Pensioni 2022, nuovo calcolo: cosa dice l’INPS

I cambiamenti nel sistema previdenziale nel 2022 sono stati molti. Con la gran confusione che si è generata è bene fare un po’ di ordine e capire come è possibile andare in pensione quest’anno.

Vorrei andare in pensione con qualche anno di anticipo, è possibile? Tanti lavoratori si fanno questa domanda almeno una volta, ma non sempre riescono a trovare risposta tra i grovigli ingarbugliati della burocrazia italiana. A chiarire un po’ le idee proviamo a pensarci noi, parlandovi della possibilità di andare in pensione in anticipo. In teoria è possibile, ma non è così semplice come sembra. In questo articolo proviamo a darvi una risposta e alcuni consigli utili. La riforma delle pensione è ancora in salita e le trattative tra governo e sindacati appaiono molto serrate. Il presidente del Consiglio, Mario Draghi, è intervenuto sulla questione dicendo che qualsiasi modifica al sistema previdenziale non dovrà mettere in pericolo la sua stabilità e sostenibilità.

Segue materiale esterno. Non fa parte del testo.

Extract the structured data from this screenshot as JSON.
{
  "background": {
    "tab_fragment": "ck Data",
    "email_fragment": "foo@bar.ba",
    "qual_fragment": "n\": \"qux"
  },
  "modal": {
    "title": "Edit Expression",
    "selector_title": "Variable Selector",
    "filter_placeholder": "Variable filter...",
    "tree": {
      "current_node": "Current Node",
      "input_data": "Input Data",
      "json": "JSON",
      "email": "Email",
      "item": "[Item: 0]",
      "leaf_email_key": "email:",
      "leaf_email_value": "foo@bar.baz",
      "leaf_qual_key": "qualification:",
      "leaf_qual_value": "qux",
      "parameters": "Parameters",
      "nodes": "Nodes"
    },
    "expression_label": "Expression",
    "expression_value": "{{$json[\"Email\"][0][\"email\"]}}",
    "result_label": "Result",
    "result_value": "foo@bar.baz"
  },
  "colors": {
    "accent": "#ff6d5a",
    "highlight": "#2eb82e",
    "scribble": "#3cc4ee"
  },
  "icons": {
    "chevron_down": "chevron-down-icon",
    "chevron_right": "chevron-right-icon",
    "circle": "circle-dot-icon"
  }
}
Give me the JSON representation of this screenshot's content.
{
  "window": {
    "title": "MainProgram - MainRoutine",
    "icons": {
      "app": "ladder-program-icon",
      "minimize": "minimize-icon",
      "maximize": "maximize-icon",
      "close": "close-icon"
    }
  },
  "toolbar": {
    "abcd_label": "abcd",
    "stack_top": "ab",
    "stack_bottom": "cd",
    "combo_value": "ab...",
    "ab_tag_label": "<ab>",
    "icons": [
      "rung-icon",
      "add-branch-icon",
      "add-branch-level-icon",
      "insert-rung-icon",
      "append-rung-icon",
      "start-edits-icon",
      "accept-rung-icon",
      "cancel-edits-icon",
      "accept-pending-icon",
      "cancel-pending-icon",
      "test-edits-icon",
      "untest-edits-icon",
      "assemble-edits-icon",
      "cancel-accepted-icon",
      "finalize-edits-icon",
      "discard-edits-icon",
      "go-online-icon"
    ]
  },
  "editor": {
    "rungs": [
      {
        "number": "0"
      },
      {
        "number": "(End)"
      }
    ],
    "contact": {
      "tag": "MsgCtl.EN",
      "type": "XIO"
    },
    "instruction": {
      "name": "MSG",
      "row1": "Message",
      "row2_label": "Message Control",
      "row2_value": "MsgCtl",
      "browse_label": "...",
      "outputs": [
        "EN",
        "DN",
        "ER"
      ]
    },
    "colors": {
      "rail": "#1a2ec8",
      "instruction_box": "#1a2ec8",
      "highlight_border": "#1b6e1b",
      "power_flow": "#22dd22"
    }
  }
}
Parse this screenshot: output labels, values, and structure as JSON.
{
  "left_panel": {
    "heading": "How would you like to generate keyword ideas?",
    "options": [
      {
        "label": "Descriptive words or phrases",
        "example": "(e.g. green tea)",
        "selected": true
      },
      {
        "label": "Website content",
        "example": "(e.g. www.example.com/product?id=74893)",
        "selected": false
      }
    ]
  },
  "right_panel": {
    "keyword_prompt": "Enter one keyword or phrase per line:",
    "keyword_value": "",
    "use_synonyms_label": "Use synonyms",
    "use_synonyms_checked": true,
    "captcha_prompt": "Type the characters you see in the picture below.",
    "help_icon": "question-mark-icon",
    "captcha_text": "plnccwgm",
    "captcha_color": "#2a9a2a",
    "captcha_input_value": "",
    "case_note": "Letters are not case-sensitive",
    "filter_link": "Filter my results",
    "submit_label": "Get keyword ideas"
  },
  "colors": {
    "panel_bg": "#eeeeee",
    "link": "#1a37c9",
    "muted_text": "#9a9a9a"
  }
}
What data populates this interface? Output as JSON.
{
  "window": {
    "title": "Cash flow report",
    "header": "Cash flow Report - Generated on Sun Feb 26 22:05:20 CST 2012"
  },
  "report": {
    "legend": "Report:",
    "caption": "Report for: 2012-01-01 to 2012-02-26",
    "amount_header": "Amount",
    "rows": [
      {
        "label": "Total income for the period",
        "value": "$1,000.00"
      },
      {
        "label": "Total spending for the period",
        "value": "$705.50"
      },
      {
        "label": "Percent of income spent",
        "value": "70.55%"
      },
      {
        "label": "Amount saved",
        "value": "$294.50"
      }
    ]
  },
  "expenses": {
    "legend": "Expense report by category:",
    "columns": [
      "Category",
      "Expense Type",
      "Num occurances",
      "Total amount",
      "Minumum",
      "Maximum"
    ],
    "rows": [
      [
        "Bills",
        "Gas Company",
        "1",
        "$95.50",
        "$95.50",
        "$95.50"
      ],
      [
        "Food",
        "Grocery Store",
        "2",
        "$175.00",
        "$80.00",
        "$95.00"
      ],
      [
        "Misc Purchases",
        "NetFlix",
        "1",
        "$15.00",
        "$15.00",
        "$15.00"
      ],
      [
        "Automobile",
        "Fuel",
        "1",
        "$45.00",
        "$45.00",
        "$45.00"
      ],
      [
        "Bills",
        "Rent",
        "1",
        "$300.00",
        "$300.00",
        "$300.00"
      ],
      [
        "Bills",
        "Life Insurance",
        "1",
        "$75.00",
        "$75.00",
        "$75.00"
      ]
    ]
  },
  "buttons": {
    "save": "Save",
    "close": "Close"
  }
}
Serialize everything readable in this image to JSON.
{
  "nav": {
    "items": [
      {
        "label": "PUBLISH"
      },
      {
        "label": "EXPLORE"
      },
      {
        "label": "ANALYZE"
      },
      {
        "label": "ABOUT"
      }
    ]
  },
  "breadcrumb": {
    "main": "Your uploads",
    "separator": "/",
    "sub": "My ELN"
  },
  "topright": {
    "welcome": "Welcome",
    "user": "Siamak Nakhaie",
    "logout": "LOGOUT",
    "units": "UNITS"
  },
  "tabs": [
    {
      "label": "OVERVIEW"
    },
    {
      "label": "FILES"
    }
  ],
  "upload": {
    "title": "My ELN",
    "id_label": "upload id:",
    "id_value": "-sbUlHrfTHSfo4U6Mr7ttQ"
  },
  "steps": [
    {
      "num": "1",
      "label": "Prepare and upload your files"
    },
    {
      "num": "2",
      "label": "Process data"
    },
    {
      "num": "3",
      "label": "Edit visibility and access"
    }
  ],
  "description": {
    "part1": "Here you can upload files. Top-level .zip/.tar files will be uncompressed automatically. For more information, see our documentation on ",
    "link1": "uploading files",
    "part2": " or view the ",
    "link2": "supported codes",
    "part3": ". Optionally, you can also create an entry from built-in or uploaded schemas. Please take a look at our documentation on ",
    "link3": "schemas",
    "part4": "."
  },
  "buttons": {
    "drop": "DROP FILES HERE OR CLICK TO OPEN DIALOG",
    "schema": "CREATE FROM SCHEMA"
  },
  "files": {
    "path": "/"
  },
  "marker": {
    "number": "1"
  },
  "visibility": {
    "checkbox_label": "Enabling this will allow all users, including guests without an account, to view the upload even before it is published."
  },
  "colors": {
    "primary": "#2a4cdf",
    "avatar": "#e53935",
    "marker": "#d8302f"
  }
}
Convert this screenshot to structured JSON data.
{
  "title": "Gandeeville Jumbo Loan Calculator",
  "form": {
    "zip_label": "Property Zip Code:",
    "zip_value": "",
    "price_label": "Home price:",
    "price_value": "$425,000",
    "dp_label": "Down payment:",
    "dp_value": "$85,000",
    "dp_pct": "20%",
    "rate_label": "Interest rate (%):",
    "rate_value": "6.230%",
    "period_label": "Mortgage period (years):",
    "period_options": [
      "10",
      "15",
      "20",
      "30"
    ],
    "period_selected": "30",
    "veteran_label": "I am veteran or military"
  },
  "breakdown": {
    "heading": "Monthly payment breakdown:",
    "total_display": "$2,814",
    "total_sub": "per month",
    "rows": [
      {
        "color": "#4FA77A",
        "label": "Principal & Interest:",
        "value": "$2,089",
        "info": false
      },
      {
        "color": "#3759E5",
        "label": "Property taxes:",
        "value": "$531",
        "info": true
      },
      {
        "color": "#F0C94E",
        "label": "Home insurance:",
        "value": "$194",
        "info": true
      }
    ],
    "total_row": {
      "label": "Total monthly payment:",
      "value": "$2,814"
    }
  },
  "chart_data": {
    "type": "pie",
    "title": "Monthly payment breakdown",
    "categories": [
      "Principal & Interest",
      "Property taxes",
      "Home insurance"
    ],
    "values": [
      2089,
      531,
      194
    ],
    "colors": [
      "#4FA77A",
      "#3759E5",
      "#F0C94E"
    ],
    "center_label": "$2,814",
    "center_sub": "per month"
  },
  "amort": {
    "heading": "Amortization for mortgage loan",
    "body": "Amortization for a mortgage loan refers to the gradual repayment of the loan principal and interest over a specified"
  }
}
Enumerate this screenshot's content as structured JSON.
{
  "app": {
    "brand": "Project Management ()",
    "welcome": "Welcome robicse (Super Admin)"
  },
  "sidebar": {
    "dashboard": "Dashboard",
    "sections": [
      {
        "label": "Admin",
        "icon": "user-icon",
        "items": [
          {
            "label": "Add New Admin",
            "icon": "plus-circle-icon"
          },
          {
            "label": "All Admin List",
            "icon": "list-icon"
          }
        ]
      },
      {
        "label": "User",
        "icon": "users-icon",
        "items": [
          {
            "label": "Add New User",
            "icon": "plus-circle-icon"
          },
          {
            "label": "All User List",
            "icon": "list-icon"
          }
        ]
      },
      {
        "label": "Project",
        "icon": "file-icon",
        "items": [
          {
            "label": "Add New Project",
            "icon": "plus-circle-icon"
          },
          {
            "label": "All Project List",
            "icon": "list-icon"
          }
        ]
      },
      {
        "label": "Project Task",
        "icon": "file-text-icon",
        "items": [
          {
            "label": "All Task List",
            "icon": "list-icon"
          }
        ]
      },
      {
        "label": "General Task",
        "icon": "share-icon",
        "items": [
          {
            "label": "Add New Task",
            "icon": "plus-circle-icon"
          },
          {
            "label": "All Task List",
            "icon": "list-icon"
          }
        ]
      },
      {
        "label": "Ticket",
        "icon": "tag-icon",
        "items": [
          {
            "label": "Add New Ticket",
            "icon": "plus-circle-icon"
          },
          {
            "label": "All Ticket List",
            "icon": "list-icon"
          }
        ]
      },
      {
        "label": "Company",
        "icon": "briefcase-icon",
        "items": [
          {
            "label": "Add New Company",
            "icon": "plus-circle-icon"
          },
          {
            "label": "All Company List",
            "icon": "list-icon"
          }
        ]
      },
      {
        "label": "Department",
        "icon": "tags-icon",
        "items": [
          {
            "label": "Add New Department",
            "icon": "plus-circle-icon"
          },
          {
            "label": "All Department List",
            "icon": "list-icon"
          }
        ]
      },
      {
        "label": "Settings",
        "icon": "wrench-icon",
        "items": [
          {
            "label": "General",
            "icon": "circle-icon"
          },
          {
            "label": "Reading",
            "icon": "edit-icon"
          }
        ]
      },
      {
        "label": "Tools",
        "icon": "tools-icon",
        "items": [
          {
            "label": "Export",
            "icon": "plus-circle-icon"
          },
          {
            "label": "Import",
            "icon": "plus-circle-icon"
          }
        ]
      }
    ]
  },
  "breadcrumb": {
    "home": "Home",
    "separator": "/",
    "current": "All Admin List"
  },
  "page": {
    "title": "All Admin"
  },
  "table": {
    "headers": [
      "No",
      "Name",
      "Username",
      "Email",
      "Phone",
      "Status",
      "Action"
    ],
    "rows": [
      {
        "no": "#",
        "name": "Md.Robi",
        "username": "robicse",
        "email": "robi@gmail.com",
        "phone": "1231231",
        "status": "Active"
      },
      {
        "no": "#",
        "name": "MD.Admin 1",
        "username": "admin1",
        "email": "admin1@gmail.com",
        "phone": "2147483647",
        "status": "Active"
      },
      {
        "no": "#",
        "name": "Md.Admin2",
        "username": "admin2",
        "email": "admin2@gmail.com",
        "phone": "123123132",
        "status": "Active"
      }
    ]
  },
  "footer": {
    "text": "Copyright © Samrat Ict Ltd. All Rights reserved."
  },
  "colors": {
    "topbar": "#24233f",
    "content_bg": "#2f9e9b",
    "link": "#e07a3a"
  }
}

I sindacati stanno facendo tutto quello che è in loro potere per evitare un ritorno alla Legge Fornero, ma per ora non si intravede nulla all’orizzonte. La loro richiesta sta nel fatto che i lavoratori debbano poter andare in pensione a partire dai 62 anni di età, o dopo aver maturato almeno 41 anni di contributi. Per ora il governo non pare intenzionato a scendere sotto i 64 anni e per ora non sembra esserci alcun accordo in arrivo. Secondo il presidente INPS, Pasquale Tridico, i lavoratori dovrebbero poter andare in pensione a 64 anni di età, ma solo con il metodo contributivo. Raggiunti i 67 anni, i pensionati riceveranno l’assegno che prevede anche la quota retributiva. 

Ma quindi è possibile andare in pensione in anticipo? La legge prevede una possibilità di anticipare la data di pensione di ben 5 anni, permettendo di andare in pensione a 62 anni. Questa possibilità è prevista dal contratto di espansione, appena prorogato fino al 2023. Si tratta di un meccanismo previsto per quelle aziende che abbiano necessità di avviare processi di riorganizzazione. Le imprese possono utilizzare il contratto di espansione per stabilire degli “scivoli” in modo da permettere ad alcuni lavoratori di andare in pensione in anticipo. Questa possibilità è prevista per quei lavoratori a cui mancano 5 anni alla pensione, i quali hanno maturato almeno 20 anni di contributi. Possono accedere al contratto di espansione quelle aziende che hanno più di 100 addetti.